One way would be to show a clear temporal relationship. Serial MR examinations would need to convincingly show that the white matter lesions preceded the gray matter lesions. They have not shown this. Of their six cases, white matter lesions preceded gray matter lesions in only one case. In four cases, the gray matter lesions were clearly first, whereas, in the other one case, white and gray matter lesions were both present at the first MR imaging examination. Further weakening their argument is that the two best sequences for detecting the gray matter lesions in CJD—FLAIR and DWI—were not performed in most cases in this series. FLAIR was done in only a minority of their cases, and DWI was not done in any. Many early gray matter lesions could have escaped detection, further weakening their argument for the primacy of the white matter lesions.
The other acceptable form of proof would be if the neuropathologic features of primary versus secondary white matter lesions visualized at autopsy could be unequivocally distinguished from one another. We do not think this is possible in these cases because of the length of the illnesses and severe loss of brain parenchyma. The authors contend that the histologic features of severe loss of myelin and axons, with spongiform changes and gemistocytic astrocytosis are exceptional features of secondary degeneration. Hence, they conclude that these features indicate primary involvement of the white matter. We do not agree.
Although the profound neuronal loss and gliosis in the cortex would lead one to intuitively assume the changes in the white matter and descending tracts are secondary, this is not necessarily the case. With such severe cortical neuronal loss, it is impossible to tell histologically which occurred first, the white matter lesions or the gray matter ones. Which is the chicken and which is the egg? It cannot be determined. Histologic examination cannot be conclusive in determining whether the white matter changes are primary or secondary in “end-stage brains.”

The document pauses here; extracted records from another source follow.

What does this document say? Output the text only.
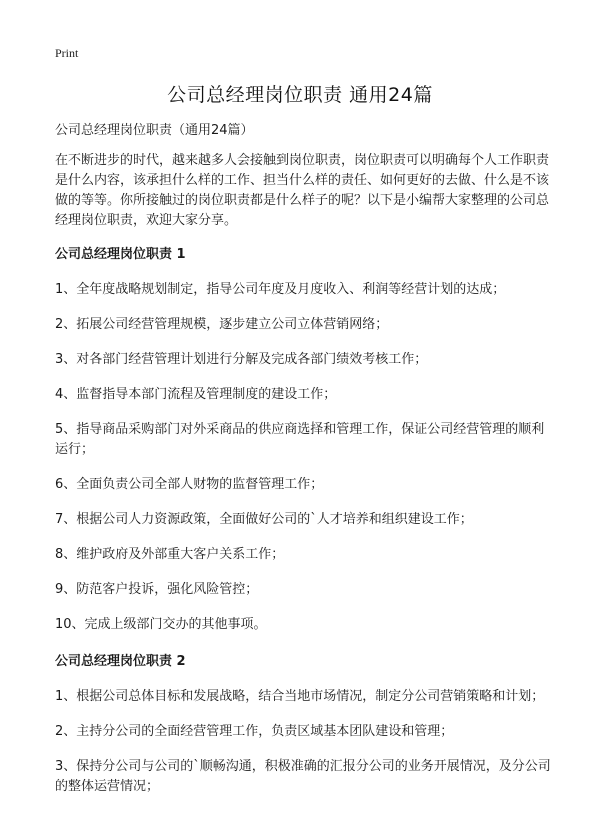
Print
公司总经理岗位职责 通用24篇

公司总经理岗位职责（通用24篇）

在不断进步的时代，越来越多人会接触到岗位职责，岗位职责可以明确每个人工作职责是什么内容，该承担什么样的工作、担当什么样的责任、如何更好的去做、什么是不该做的等等。你所接触过的岗位职责都是什么样子的呢？以下是小编帮大家整理的公司总经理岗位职责，欢迎大家分享。

公司总经理岗位职责 1

1、全年度战略规划制定，指导公司年度及月度收入、利润等经营计划的达成；

2、拓展公司经营管理规模，逐步建立公司立体营销网络；

3、对各部门经营管理计划进行分解及完成各部门绩效考核工作；

4、监督指导本部门流程及管理制度的建设工作；

5、指导商品采购部门对外采商品的供应商选择和管理工作，保证公司经营管理的顺利运行；

6、全面负责公司全部人财物的监督管理工作；

7、根据公司人力资源政策，全面做好公司的`人才培养和组织建设工作；

8、维护政府及外部重大客户关系工作；

9、防范客户投诉，强化风险管控；

10、完成上级部门交办的其他事项。

公司总经理岗位职责 2

1、根据公司总体目标和发展战略，结合当地市场情况，制定分公司营销策略和计划；

2、主持分公司的全面经营管理工作，负责区域基本团队建设和管理；

3、保持分公司与公司的`顺畅沟通，积极准确的汇报分公司的业务开展情况，及分公司的整体运营情况；
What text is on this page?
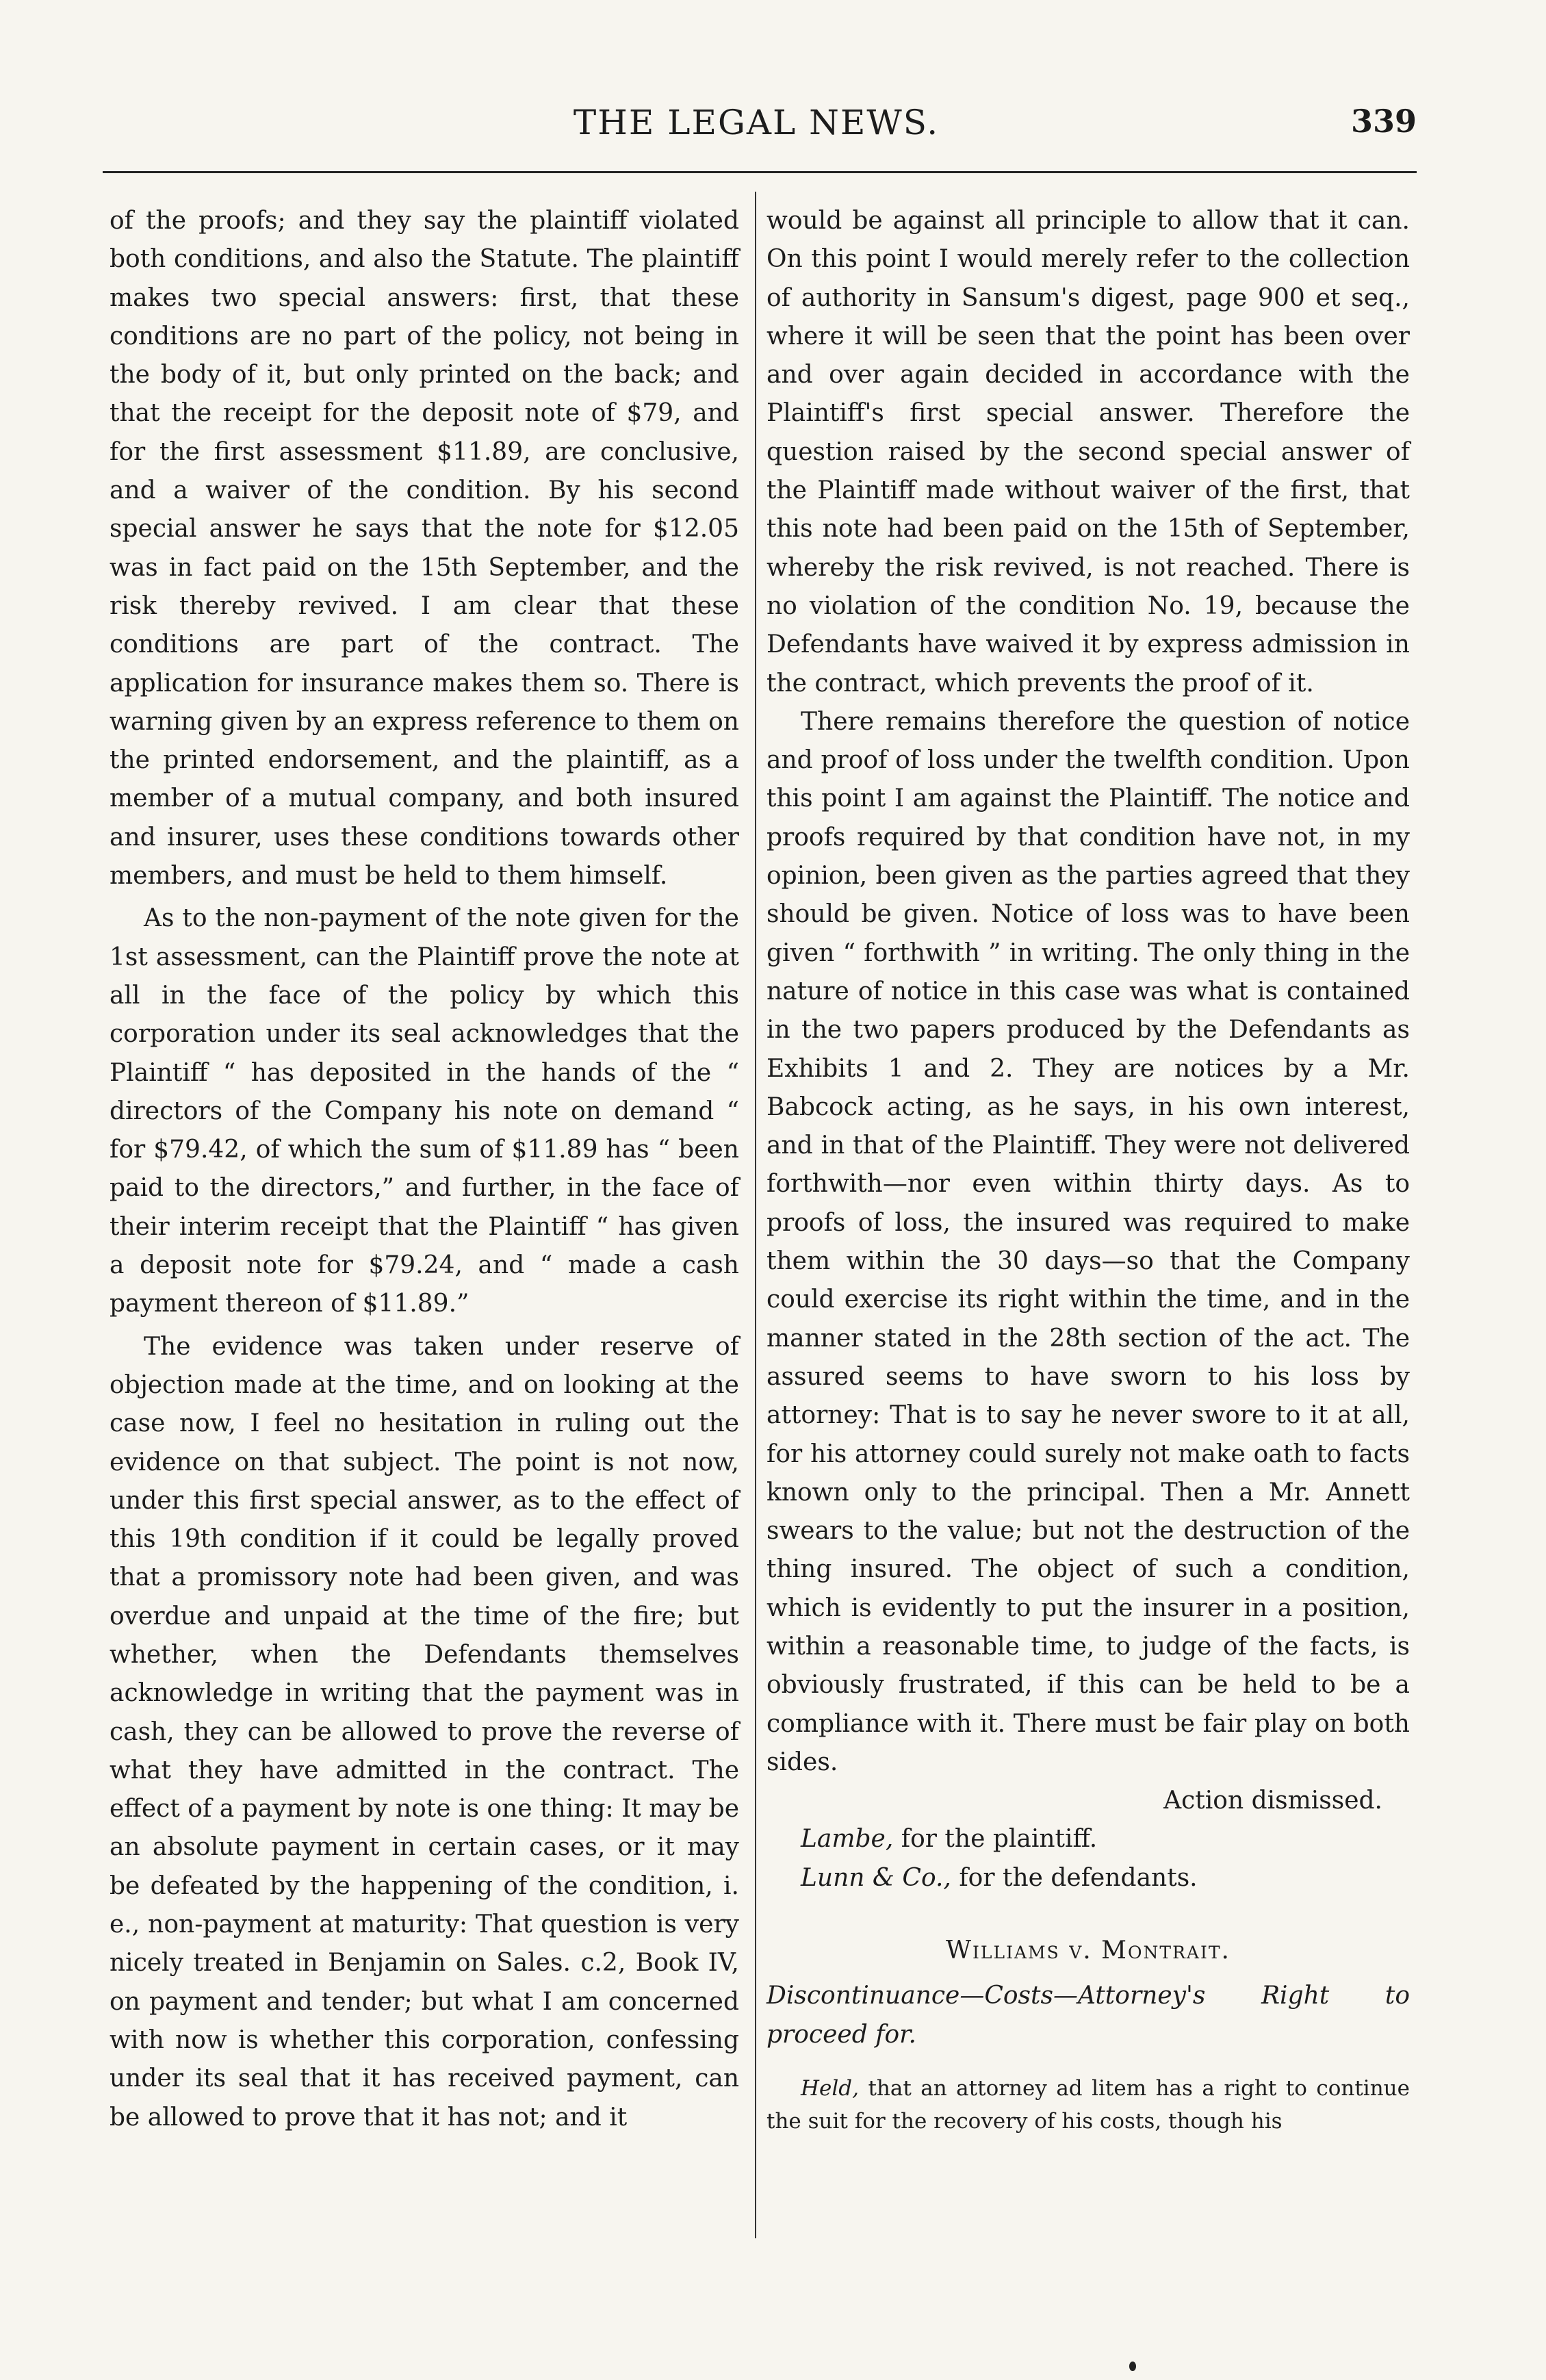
THE LEGAL NEWS.	339

of the proofs; and they say the plaintiff violated both conditions, and also the Statute. The plaintiff makes two special answers: first, that these conditions are no part of the policy, not being in the body of it, but only printed on the back; and that the receipt for the deposit note of $79, and for the first assessment $11.89, are conclusive, and a waiver of the condition. By his second special answer he says that the note for $12.05 was in fact paid on the 15th September, and the risk thereby revived. I am clear that these conditions are part of the contract. The application for insurance makes them so. There is warning given by an express reference to them on the printed endorsement, and the plaintiff, as a member of a mutual company, and both insured and insurer, uses these conditions towards other members, and must be held to them himself.

As to the non-payment of the note given for the 1st assessment, can the Plaintiff prove the note at all in the face of the policy by which this corporation under its seal acknowledges that the Plaintiff “ has deposited in the hands of the “ directors of the Company his note on demand “ for $79.42, of which the sum of $11.89 has “ been paid to the directors,” and further, in the face of their interim receipt that the Plaintiff “ has given a deposit note for $79.24, and “ made a cash payment thereon of $11.89.”

The evidence was taken under reserve of objection made at the time, and on looking at the case now, I feel no hesitation in ruling out the evidence on that subject. The point is not now, under this first special answer, as to the effect of this 19th condition if it could be legally proved that a promissory note had been given, and was overdue and unpaid at the time of the fire; but whether, when the Defendants themselves acknowledge in writing that the payment was in cash, they can be allowed to prove the reverse of what they have admitted in the contract. The effect of a payment by note is one thing: It may be an absolute payment in certain cases, or it may be defeated by the happening of the condition, i. e., non-payment at maturity: That question is very nicely treated in Benjamin on Sales. c.2, Book IV, on payment and tender; but what I am concerned with now is whether this corporation, confessing under its seal that it has received payment, can be allowed to prove that it has not; and it

would be against all principle to allow that it can. On this point I would merely refer to the collection of authority in Sansum's digest, page 900 et seq., where it will be seen that the point has been over and over again decided in accordance with the Plaintiff's first special answer. Therefore the question raised by the second special answer of the Plaintiff made without waiver of the first, that this note had been paid on the 15th of September, whereby the risk revived, is not reached. There is no violation of the condition No. 19, because the Defendants have waived it by express admission in the contract, which prevents the proof of it.

There remains therefore the question of notice and proof of loss under the twelfth condition. Upon this point I am against the Plaintiff. The notice and proofs required by that condition have not, in my opinion, been given as the parties agreed that they should be given. Notice of loss was to have been given “ forthwith ” in writing. The only thing in the nature of notice in this case was what is contained in the two papers produced by the Defendants as Exhibits 1 and 2. They are notices by a Mr. Babcock acting, as he says, in his own interest, and in that of the Plaintiff. They were not delivered forthwith—nor even within thirty days. As to proofs of loss, the insured was required to make them within the 30 days—so that the Company could exercise its right within the time, and in the manner stated in the 28th section of the act. The assured seems to have sworn to his loss by attorney: That is to say he never swore to it at all, for his attorney could surely not make oath to facts known only to the principal. Then a Mr. Annett swears to the value; but not the destruction of the thing insured. The object of such a condition, which is evidently to put the insurer in a position, within a reasonable time, to judge of the facts, is obviously frustrated, if this can be held to be a compliance with it. There must be fair play on both sides.

Action dismissed.

Lambe, for the plaintiff.

Lunn & Co., for the defendants.

Williams v. Montrait.

Discontinuance—Costs—Attorney's Right to proceed for.

Held, that an attorney ad litem has a right to continue the suit for the recovery of his costs, though his
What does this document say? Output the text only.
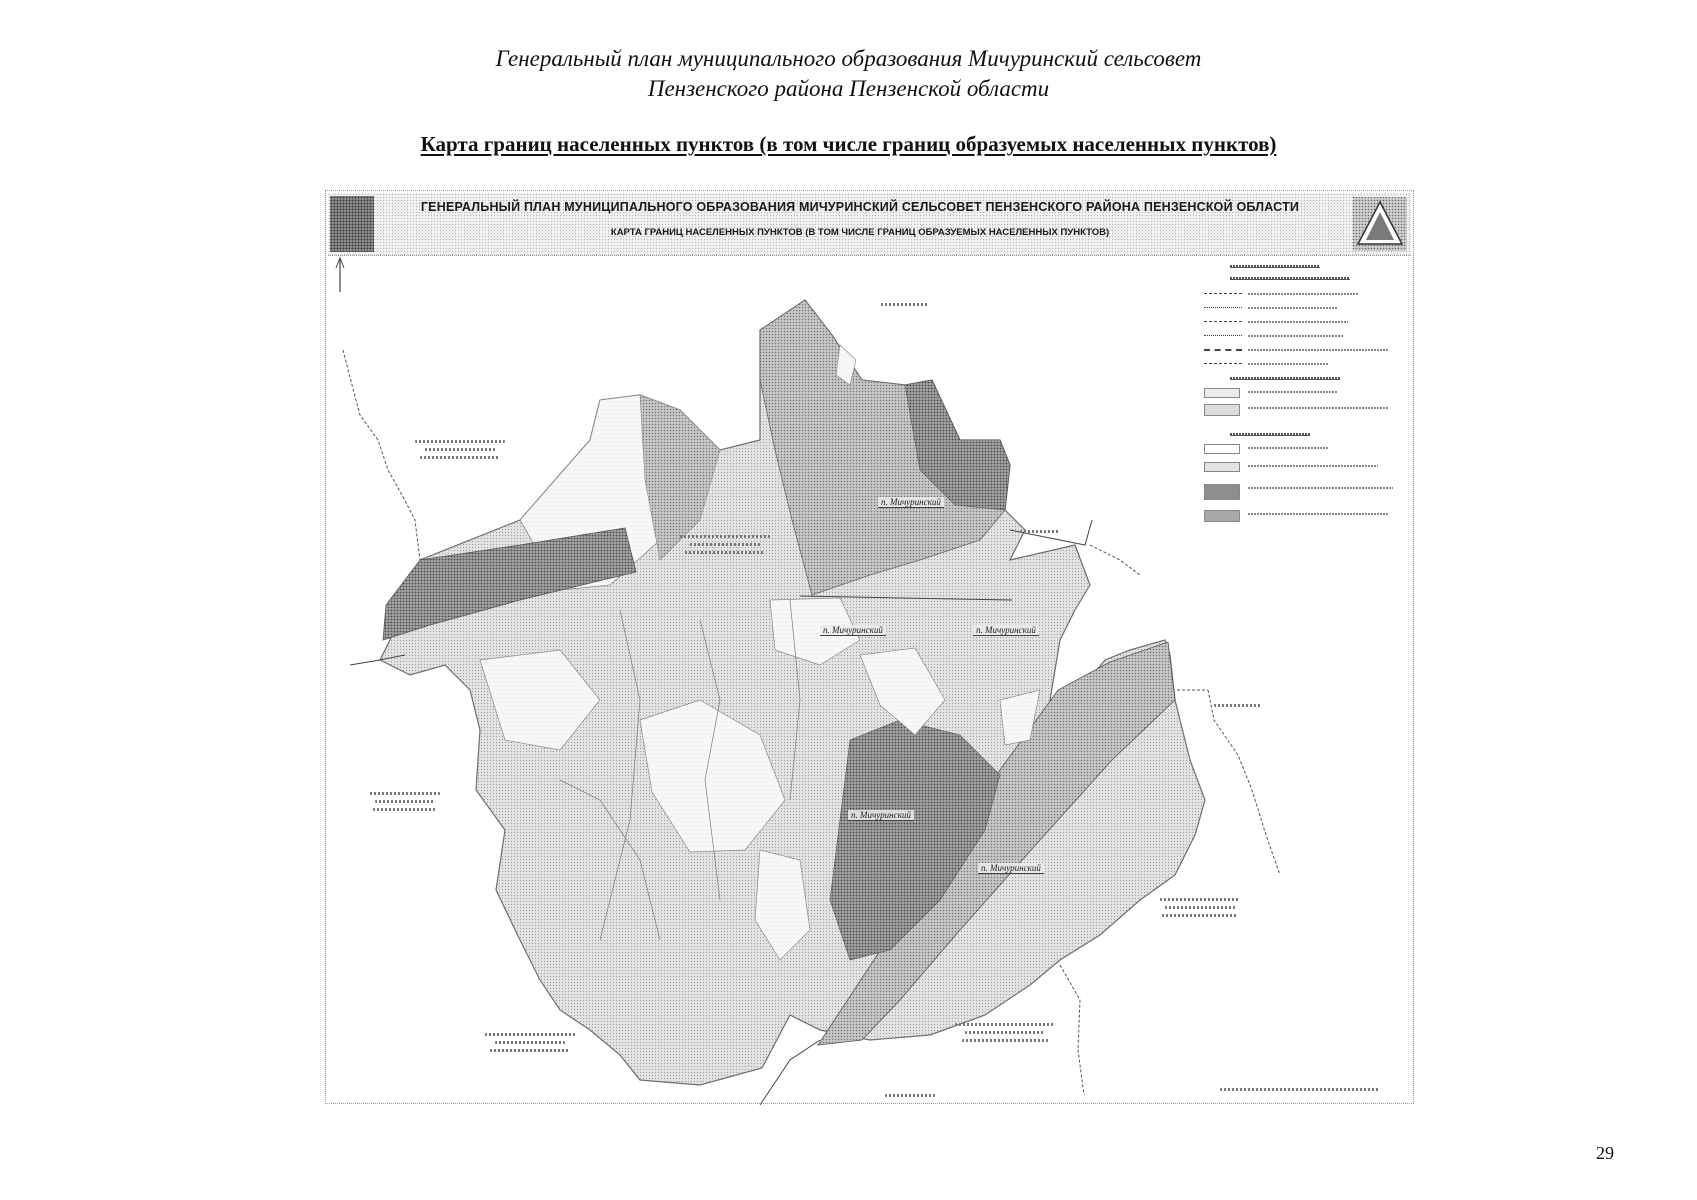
Генеральный план муниципального образования Мичуринский сельсовет
Пензенского района Пензенской области
Карта границ населенных пунктов (в том числе границ образуемых населенных пунктов)
ГЕНЕРАЛЬНЫЙ ПЛАН МУНИЦИПАЛЬНОГО ОБРАЗОВАНИЯ МИЧУРИНСКИЙ СЕЛЬСОВЕТ ПЕНЗЕНСКОГО РАЙОНА ПЕНЗЕНСКОЙ ОБЛАСТИ
КАРТА ГРАНИЦ НАСЕЛЕННЫХ ПУНКТОВ (В ТОМ ЧИСЛЕ ГРАНИЦ ОБРАЗУЕМЫХ НАСЕЛЕННЫХ ПУНКТОВ)
п. Мичуринский
п. Мичуринский	п. Мичуринский
п. Мичуринский
п. Мичуринский
29
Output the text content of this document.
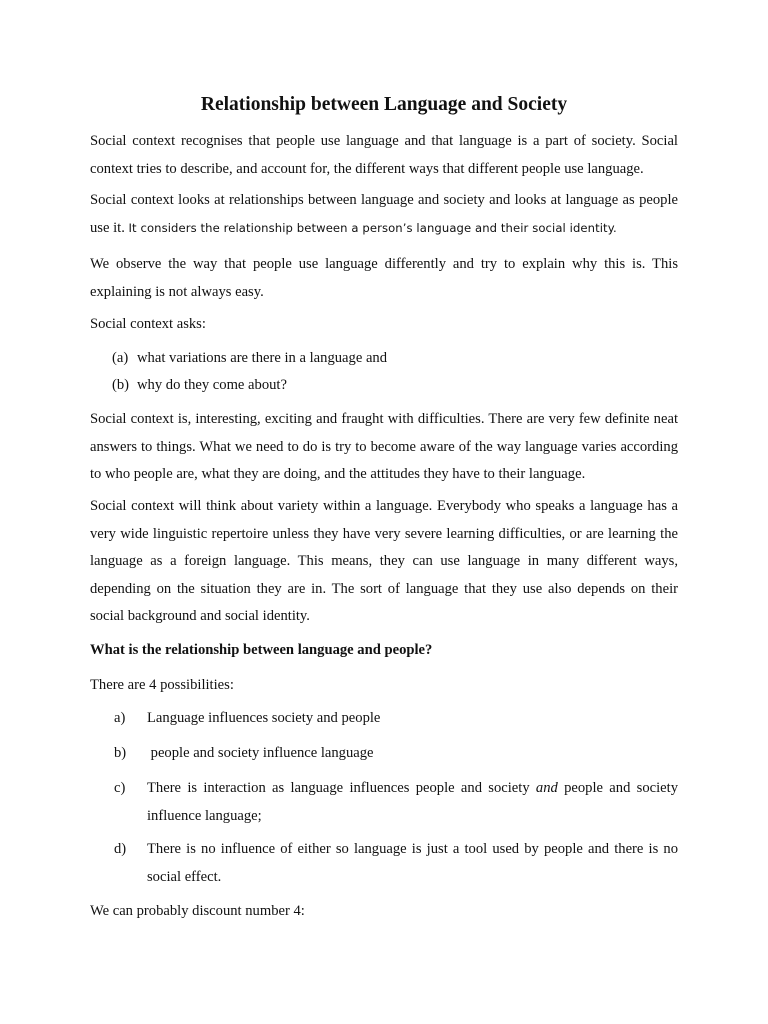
Relationship between Language and Society

Social context recognises that people use language and that language is a part of society. Social context tries to describe, and account for, the different ways that different people use language.

Social context looks at relationships between language and society and looks at language as people use it. It considers the relationship between a person’s language and their social identity.

We observe the way that people use language differently and try to explain why this is. This explaining is not always easy.

Social context asks:

(a) what variations are there in a language and

(b) why do they come about?

Social context is, interesting, exciting and fraught with difficulties. There are very few definite neat answers to things. What we need to do is try to become aware of the way language varies according to who people are, what they are doing, and the attitudes they have to their language.

Social context will think about variety within a language. Everybody who speaks a language has a very wide linguistic repertoire unless they have very severe learning difficulties, or are learning the language as a foreign language. This means, they can use language in many different ways, depending on the situation they are in. The sort of language that they use also depends on their social background and social identity.

What is the relationship between language and people?

There are 4 possibilities:

a) Language influences society and people
b) people and society influence language
c) There is interaction as language influences people and society and people and society influence language;
d) There is no influence of either so language is just a tool used by people and there is no social effect.

We can probably discount number 4:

On the other hand, a different hypothesis can be considered. Perhaps the presence or absence of white matter lesions is not so much determined by whether a case is a panencepahilitic form of CJD, but rather by the duration of disease. Consider that most patients with sCJD die before 8 months of onset, yet five of six patients in this series survived 2 years or longer! Why did these patients live so much longer than those with the usual sCJD course? Parchi et al (4) analyzed 300 cases of sCJD. Twelve of them were panencephalopathic. All were of long duration, and they had different molecular phenotypes. This argues against the hypothesis that pCJD is a specific subtype of CJD rather than a consequence of a different molecular phenotype that predisposes to long disease duration. Perhaps these six patients had a different molecular phenotype, one that allowed them to survive longer? Perhaps most patients with sCJD that survive longer than a year develop profound white matter disease? We have learned much about the etiologic, genetic, pathologic, and imaging characterisitcs of CJD. There is still a long way to go.